第31話

 ダンジョン第十階層。

 五の倍数の階層であり、強力なボスが唯一人、立ちふさがるボス階層。


「……いよいよね」

 

 第九階層を楽々と進んだ僕たちは第十階層へと降り、ボスの待つ部屋へと入る扉の前へとやってきていた。


「準備は出来ているかしら?」


「もちろん!」

 

 珠美の言葉にご主人は元気良く頷く。


「じゃあ……行くわよ」


『フライング、ドーンッ!!!』 

 

 僕は珠美が前に出るよりも前に扉へと突撃。

 扉を開けて中へと入る。


「ちょッ!?」


「あっ……ッ!」

 

 当然の僕の凶行に対して驚愕する珠美とご主人。


「アォーンッ!」

 

 そして、中にいた巨大な狼。

 白銀の毛並みを靡かせ、金色の瞳を爛々と輝かせるその巨大な狼は空気を震わすほどの咆哮を上げ、いの一番に入った僕を睨みつけてくる。


コメント

・こっわ!

・やべぇな、こいつ

・イムちゃんに触手責めされたいよぉ

・というか、フライング、ドーン!じゃないんだわw

・この怪物と今から戦うのか…

・かっけぇな、この狼。


「何やっているのよッ!この、馬鹿ッ!」

 

 大慌てで珠美とご主人も中へと入ってきて、僕よりも前に立つ。


「何先走っているのよッ!?」


『いや、おもろそうかなかな、って。配信意識。配信映え』


「ぼ、ボス階層で考えることじゃないのよッ!」


『ツッコミもほとほどにね?敵もそろそろ来るよ」


「貴方に言われたくはないわッ!リーフ!」


「『祝福』」

 

 ご主人はスキルを発動……今回の祝福は攻撃力である。


『むむぅ……』

 

 ご主人のスキルによる補正。

 これがどれくらいのものなのか、あまり判別出来ない。
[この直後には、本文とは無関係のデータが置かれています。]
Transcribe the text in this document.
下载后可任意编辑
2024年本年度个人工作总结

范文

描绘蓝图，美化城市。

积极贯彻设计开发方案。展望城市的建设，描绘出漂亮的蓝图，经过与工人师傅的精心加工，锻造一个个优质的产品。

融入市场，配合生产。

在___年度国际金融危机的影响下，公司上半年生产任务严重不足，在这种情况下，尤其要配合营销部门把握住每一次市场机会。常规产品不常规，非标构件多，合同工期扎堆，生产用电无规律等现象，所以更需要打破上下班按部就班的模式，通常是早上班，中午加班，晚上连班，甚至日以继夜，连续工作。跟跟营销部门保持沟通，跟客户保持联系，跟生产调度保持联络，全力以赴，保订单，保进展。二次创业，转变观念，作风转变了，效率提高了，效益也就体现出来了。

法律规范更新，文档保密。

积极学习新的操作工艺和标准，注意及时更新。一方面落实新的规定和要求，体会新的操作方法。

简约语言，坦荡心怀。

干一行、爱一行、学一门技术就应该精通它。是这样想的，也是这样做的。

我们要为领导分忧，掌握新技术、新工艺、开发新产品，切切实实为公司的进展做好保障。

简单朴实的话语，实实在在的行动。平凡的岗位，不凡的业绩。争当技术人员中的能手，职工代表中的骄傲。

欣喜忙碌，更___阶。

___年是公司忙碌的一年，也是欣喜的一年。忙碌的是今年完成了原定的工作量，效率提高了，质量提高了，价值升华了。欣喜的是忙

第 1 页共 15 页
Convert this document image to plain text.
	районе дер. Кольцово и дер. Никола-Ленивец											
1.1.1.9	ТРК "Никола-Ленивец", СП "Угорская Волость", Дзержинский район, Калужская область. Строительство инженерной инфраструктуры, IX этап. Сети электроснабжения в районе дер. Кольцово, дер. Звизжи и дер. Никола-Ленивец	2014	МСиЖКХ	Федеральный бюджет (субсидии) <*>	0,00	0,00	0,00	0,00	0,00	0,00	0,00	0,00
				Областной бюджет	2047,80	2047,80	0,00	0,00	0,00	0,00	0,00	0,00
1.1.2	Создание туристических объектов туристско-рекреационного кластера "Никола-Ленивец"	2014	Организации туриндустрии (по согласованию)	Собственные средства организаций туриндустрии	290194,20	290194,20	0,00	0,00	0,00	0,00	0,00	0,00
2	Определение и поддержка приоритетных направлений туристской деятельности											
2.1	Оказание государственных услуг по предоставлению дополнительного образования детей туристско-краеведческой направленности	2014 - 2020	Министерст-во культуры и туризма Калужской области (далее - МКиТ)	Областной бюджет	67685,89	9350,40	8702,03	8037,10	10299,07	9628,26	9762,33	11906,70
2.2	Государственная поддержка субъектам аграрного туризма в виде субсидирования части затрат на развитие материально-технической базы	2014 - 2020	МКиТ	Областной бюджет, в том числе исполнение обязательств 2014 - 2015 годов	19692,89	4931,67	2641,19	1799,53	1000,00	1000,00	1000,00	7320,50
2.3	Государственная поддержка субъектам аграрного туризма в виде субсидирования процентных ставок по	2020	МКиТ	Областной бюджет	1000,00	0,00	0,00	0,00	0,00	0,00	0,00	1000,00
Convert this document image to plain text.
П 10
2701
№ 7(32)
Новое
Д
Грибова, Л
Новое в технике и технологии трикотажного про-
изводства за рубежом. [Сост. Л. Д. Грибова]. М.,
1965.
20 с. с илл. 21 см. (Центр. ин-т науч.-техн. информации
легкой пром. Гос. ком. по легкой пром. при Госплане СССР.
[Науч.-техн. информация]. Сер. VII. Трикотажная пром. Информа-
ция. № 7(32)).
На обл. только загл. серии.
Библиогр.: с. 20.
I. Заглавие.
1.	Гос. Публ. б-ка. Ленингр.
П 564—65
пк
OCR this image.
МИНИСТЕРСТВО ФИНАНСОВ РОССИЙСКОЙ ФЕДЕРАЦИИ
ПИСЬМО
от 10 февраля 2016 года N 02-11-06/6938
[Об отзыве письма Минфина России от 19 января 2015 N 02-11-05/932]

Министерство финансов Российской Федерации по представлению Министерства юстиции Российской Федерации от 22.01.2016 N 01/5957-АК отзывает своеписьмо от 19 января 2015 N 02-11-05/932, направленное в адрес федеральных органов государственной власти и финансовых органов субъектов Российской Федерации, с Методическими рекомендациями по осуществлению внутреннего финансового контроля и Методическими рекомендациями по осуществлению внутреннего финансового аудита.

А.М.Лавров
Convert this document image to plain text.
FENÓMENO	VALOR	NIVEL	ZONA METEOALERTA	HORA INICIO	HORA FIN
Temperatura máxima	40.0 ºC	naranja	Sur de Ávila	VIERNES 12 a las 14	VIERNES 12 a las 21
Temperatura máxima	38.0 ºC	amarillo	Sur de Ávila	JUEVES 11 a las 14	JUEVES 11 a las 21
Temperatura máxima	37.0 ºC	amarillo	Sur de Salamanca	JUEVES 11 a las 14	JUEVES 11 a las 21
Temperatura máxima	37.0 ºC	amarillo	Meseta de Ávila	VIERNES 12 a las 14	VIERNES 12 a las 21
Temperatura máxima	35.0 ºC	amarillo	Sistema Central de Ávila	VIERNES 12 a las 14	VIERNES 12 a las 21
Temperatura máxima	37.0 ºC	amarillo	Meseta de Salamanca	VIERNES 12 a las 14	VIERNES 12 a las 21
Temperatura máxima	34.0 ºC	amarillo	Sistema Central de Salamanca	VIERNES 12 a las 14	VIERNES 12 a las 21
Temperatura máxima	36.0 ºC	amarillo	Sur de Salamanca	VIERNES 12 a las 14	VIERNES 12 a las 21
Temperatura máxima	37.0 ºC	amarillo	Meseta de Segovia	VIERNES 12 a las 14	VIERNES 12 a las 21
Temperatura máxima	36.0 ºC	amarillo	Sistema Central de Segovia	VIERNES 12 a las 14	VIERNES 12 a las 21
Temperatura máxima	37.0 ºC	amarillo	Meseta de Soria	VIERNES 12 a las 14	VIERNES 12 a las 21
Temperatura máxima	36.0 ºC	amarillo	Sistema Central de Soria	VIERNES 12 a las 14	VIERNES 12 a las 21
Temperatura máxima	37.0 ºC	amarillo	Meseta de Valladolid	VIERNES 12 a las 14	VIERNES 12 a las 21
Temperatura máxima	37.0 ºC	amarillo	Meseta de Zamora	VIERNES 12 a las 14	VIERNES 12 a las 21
僕が強すぎてご主人の祝福は海に水滴を一つ垂らすようなものなのだ。

 まぁ、他の二人にでも合わせれば良いか。


「はぁぁッ!!!」

 

 ご主人が自分の元へと向かってくる巨大な狼の魔物、フェンリルに向かって豪快に斧で一振り。

 

「キャン!?」

 

 大ぶりで隙だらけの攻撃に速度を誇る、獣、狼たるフェンリルが避けれぬはずがない。

 しかし、僕が魔法を使って一瞬だけフェンリルの動きを止めたことで彼は避けることに失敗し、ご主人の重い一撃を喰らう。


『先手必勝。この一手は大きいよ?さぁさぁ、前代未聞。学生探索者のダンジョン10階層の攻略のスタートだよ』

 

 僕は気分良くプラカードを掲げ、カメラに映した。